In this study, we examined the effects of different types of smartphones (and tablets) on SRT values in listeners with normal-hearing. The statistical results revealed no significant differences among the devices, suggesting that the SRT value of the K-DiN test was not likely to be influenced by the device type. Moreover, our results were consistent with a recent report that showed no effect of smartphone type on SRT value measured via a smartphone-based DiN test in South Africa.16 In that study, the authors demonstrated that the DiN test application could be administered with most standard smartphones, supporting the use of the DiN test application as a screening test with high accessibility. Therefore, the DiN test has gained popularity, because it can be easily administered telephonically and online, and it uses only monosyllabic digits that are overlearned and easily identified even for young children and listeners with cognitive impairments. Nonetheless, this study has several limitations. First, this study did not perform a validation procedure at various levels of the SNR. To assure usefulness as a standard screening test, validating procedure of test materials and processes such as the test-retest method need to be carried out. Second, the results obtained from participants with normal-hearing need to be compared to those from people with hearing loss, which we did not address in this study. Last, future studies should measure the sensitivity of the K-DiN test by using a receiver operating characteristic curve to assess its potential as a diagnostic tool.

To our best knowledge, this is the first study to attempt to develop a Korean version of the DiN test—K-DiN. The development of smartphone technology makes this hearing test possible for people who need hearing screening in a quick and easy way.

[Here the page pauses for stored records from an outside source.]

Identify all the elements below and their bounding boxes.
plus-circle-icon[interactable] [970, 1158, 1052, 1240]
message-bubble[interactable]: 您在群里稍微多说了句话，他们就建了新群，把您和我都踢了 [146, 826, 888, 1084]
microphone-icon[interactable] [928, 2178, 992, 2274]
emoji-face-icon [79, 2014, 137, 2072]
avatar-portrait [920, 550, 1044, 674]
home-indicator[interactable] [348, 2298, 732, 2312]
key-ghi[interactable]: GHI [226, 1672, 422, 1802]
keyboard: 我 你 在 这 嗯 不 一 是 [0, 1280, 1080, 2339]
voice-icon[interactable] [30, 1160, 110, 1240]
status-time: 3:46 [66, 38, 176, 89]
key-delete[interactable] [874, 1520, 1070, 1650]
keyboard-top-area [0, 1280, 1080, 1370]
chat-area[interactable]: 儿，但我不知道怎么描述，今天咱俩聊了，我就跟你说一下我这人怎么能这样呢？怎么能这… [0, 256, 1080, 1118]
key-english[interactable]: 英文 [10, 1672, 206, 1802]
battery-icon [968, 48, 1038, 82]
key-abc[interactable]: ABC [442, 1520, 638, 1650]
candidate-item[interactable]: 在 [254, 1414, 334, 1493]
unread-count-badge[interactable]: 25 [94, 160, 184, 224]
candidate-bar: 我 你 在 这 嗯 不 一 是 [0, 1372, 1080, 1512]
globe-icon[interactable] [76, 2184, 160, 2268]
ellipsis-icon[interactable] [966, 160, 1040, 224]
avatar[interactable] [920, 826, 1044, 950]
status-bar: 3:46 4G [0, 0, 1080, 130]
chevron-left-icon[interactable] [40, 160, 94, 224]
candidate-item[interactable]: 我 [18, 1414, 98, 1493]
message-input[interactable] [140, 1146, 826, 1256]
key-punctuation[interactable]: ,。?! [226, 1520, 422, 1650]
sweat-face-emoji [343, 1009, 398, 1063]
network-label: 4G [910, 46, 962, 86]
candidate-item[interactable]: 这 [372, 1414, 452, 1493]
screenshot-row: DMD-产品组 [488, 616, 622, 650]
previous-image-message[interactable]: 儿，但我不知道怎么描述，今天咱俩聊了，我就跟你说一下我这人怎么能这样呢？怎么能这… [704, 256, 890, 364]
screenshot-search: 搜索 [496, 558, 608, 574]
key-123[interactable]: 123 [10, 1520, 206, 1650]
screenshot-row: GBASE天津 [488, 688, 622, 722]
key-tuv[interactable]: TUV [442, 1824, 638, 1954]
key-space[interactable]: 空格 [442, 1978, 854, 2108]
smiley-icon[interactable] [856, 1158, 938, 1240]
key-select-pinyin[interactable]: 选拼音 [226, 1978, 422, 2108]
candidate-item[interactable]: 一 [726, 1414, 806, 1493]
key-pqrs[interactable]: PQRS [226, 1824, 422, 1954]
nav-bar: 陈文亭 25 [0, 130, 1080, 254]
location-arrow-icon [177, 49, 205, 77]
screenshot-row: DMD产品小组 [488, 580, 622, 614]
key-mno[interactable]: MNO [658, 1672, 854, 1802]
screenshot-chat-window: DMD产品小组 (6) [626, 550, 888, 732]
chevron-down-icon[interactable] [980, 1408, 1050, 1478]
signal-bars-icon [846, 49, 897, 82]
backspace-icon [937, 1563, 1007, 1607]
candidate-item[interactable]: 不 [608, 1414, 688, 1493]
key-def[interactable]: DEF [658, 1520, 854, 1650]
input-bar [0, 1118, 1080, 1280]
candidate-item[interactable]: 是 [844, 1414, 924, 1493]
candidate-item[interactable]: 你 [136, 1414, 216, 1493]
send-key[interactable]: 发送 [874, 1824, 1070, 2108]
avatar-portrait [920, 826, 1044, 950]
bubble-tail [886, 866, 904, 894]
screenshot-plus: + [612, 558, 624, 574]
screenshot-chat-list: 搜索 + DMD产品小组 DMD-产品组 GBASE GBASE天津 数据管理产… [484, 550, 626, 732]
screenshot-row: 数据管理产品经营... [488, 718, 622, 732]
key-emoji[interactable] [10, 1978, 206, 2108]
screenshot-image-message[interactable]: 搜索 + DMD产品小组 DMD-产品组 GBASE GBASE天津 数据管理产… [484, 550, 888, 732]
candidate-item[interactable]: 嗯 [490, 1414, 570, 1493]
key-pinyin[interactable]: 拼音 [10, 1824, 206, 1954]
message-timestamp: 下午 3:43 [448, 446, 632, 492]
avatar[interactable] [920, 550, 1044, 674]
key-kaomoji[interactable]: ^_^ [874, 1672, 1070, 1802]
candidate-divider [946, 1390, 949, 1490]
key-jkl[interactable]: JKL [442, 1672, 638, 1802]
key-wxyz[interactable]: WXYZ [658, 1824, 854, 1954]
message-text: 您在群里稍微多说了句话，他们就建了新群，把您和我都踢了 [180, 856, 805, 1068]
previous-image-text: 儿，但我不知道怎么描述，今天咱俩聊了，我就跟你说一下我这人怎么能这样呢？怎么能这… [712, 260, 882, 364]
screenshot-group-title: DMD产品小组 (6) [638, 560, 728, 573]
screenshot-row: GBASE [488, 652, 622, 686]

Given that the digits are less affected by linguistic and cognitive competence than sentences or word-based tests, the DiN test can be applied to children, users of cochlear implant, and patients with mild cognitive impairment. Nevertheless, normative data involving various age groups and test data from hearing-impaired people should be collected in a future study to help develop a more reliable hearing screening tool.